Balogun: (lacht) Unser Trainer ist kleiner als ich. Das war der kleine Gerrard vor dem großen Balogun. Ich hatte ihn vor der Vertragsunterschrift schon bei einem Zoom-Call gesehen. Da habe ich ihm gesagt 'Bevor wir über irgendwas sprechen, möchte ich Ihnen sagen, dass das mein persönlicher Moment ist, wo ich mich als kleiner Fan oute'. Es war unfassbar, dass Steven Gerrard auf meinem iPad erschien. Da musste er lachen. Als wir uns dann persönlich getroffen haben, war es irgendwie vertraut. Er hatte mir schon vorher, als ich noch für Wigan gespielt habe, immer mal geschrieben. Das hat mir geholfen, mich schnell einzugewöhnen und bereits nach fünf Tagen mit der Mannschaft mein erstes Spiel zu bestreiten.
Rückkehr nach Deutschland "wäre überragend"
SPORT1: Warum wollte Sie Gerrard?
Balogun: Weil ich sehr gut in sein System passe und zur Art und Weise, wie er spielen möchte. Wir spielen sehr Ballbesitz orientiert und wollen immer vorwärts verteidigen, dominant sein und den Gegner attackieren. Ihm gefällt meine Aggressivität, Dynamik und Athletik und natürlich bringe ich einiges an Erfahrung mit, auch international. Und ich bin am Ball selbstbewusst, was ich definitiv auch Sandro Schwarz (früherer Trainer, d. Red.) zu verdanken habe. Sicher haben ihn auch charakterliche Eigenschaften überzeugt, über die ihm mein Wigan-Trainer berichtet hat.
SPORT1: Sie haben seit 2008 in neun Vereinen gespielt. Sind Sie einfach nur reisefreudig oder selbstkritisch genug, dass Sie den Durchbruch nicht geschafft haben?
Balogun: Ich bin definitiv selbstkritisch. Vor allem die ersten beiden Jahre als Profi bei Hannover 96, nachdem ich mit Türkiyemspor Berlin aufgestiegen bin, waren extrem hart. Da habe ich den Durchbruch einfach nicht geschafft. Ich habe keine klassische Akademie besucht, komme also nicht aus einer klassischen Talentschmiede, wie man es in England hat oder bei der Hertha, wo ich in der Jugend ein Jahr gespielt habe. Ich musste bei 96 noch sehr viel lernen.
Von dort bin ich nach Bremen gewechselt, habe dort bei der U23 unterschrieben, habe aber mit den Profis trainiert und war auch oft im Kader. Meinen ersten Durchbruch hatte ich bei Fortuna Düsseldorf. Leider sind wir abgestiegen, und das zweite Jahr war nicht so prickelnd. Mit Darmstadt 98 bin ich aufgestiegen und in Mainz lief es im ersten Jahr ziemlich gut und danach durchwachsen. Ich denke, es ist fair zu sagen, dass ich mich nie so wirklich etablieren konnte oder dass ich in einem Klub absolut gesetzt war. Da bin ich selbstkritisch genug. Aber es gibt viele Spieler, die etabliert sind, aber nie in der Europa League oder eine WM gespielt haben, geschweige denn Meister wurden.
SPORT1: Reden Sie es sich da nicht etwas zu schön?
Balogun: Nein. Ich bin stolz, weil ich viele Hindernisse hinter mir gelassen und schwierige Zeiten überwunden habe. Ich wurde oft kritisch gesehen, aber ich habe all die Jahre immer dazugelernt. Der Meistertitel mit den Rangers ist keine Entschädigung für meine Zeit in Deutschland. Wenn es immer einfach ist, entwickelst du dich auch nicht weiter. Von Mainz in die Premier League zu wechseln war kein leichter Schritt.
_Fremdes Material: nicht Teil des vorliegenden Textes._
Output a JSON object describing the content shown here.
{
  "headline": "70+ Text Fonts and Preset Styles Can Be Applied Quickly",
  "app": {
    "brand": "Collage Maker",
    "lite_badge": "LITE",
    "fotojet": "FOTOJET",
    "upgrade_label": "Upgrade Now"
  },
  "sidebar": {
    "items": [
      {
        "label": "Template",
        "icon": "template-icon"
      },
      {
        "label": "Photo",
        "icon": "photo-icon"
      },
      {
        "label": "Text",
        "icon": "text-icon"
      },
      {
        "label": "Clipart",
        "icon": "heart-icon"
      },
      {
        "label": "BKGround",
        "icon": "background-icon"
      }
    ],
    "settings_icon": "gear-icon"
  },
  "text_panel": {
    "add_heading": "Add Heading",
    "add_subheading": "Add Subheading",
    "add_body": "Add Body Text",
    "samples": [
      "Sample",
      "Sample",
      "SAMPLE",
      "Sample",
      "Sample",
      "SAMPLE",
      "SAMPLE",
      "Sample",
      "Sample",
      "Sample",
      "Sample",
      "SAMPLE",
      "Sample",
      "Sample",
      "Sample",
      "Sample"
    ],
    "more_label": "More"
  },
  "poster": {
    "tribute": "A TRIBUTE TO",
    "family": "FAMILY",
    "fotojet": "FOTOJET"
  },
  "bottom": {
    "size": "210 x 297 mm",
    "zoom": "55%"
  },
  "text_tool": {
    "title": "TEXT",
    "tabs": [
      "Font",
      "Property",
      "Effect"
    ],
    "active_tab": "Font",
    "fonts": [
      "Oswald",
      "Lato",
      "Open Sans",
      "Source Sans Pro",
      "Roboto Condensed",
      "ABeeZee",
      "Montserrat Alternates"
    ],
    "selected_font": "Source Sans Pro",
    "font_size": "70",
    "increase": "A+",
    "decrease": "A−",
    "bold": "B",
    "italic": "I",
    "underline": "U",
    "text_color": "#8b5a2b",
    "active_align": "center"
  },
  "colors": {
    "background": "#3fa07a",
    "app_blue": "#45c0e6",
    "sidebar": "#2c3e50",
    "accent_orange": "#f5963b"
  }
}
Es gab traurige Momente in meiner Karriere, da dachte ich 'Verdammt, warum spiele ich jetzt nicht?' Aber vielleicht brauchte ich das alles so, um der Spieler zu werden, der ich heute bin.
SPORT1: Wollen Sie noch mal zurück nach Deutschland?
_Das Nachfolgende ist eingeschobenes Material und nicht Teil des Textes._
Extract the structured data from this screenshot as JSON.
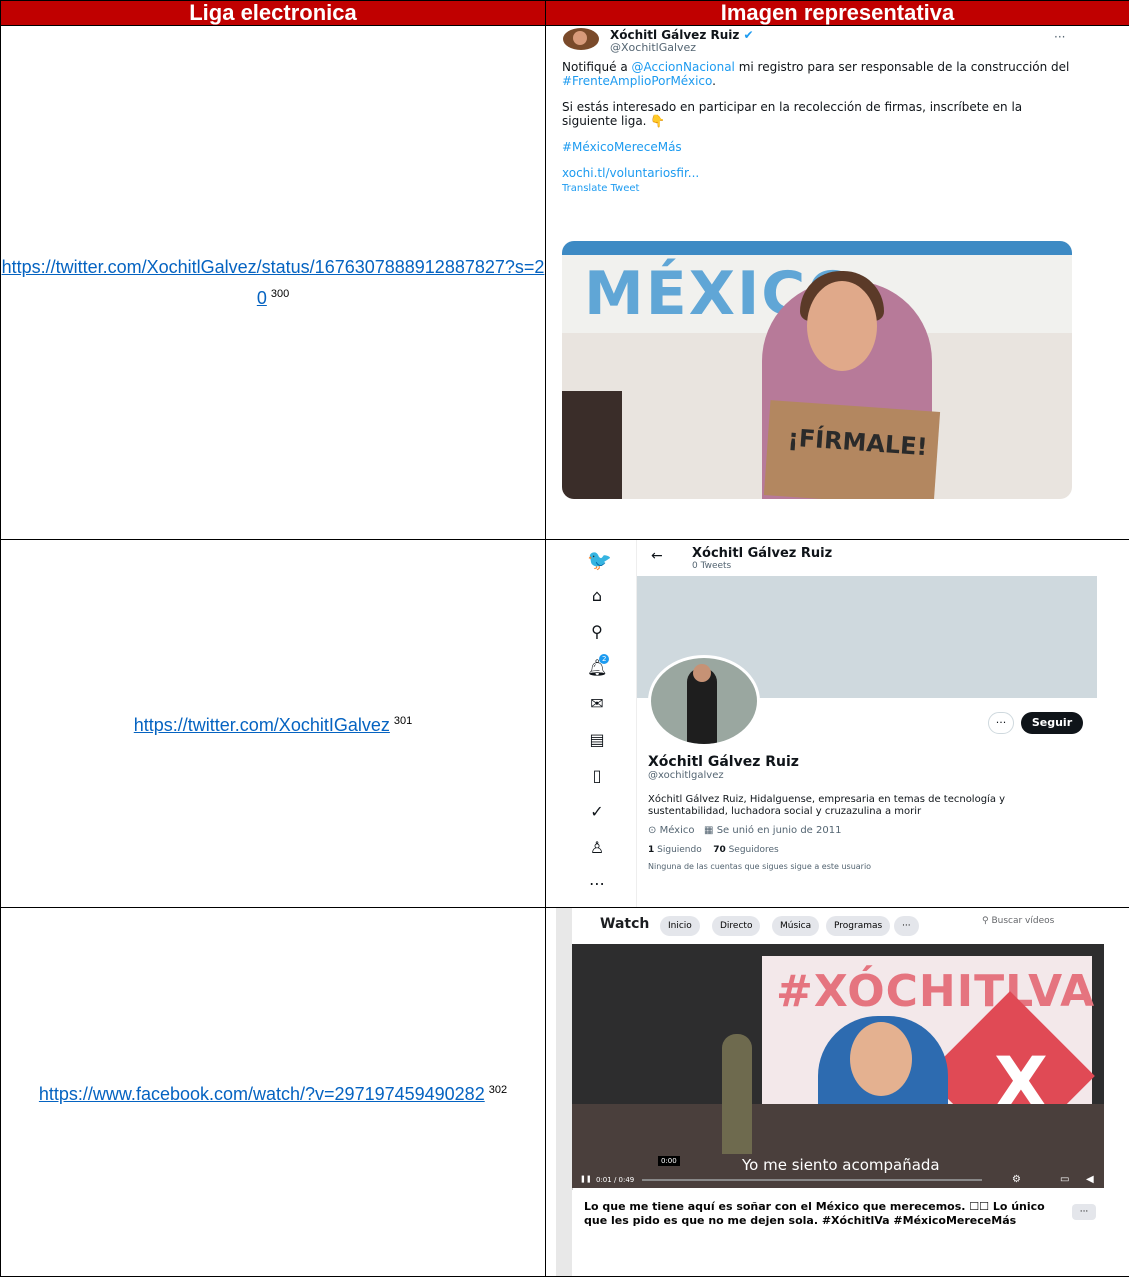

Balogun: Ich bin gebürtiger Berliner und wenn sich für mich zu Hause oder in Deutschland nochmal die Möglichkeit bieten würde, dann wäre das herausragend. Aber mit den Rangers schielen wir erstmal auf die Champions League, die rausspringen könnte, wenn wir erfolgreich durch die Qualifikation kommen. Wer will das verpassen? Wenn ich nicht mehr Fußball spielen werde, kehre ich zurück nach Deutschland. Wenn das vorher schon passieren sollte, habe ich nichts dagegen. Aber meine nähere Zukunft liegt bei den Rangers.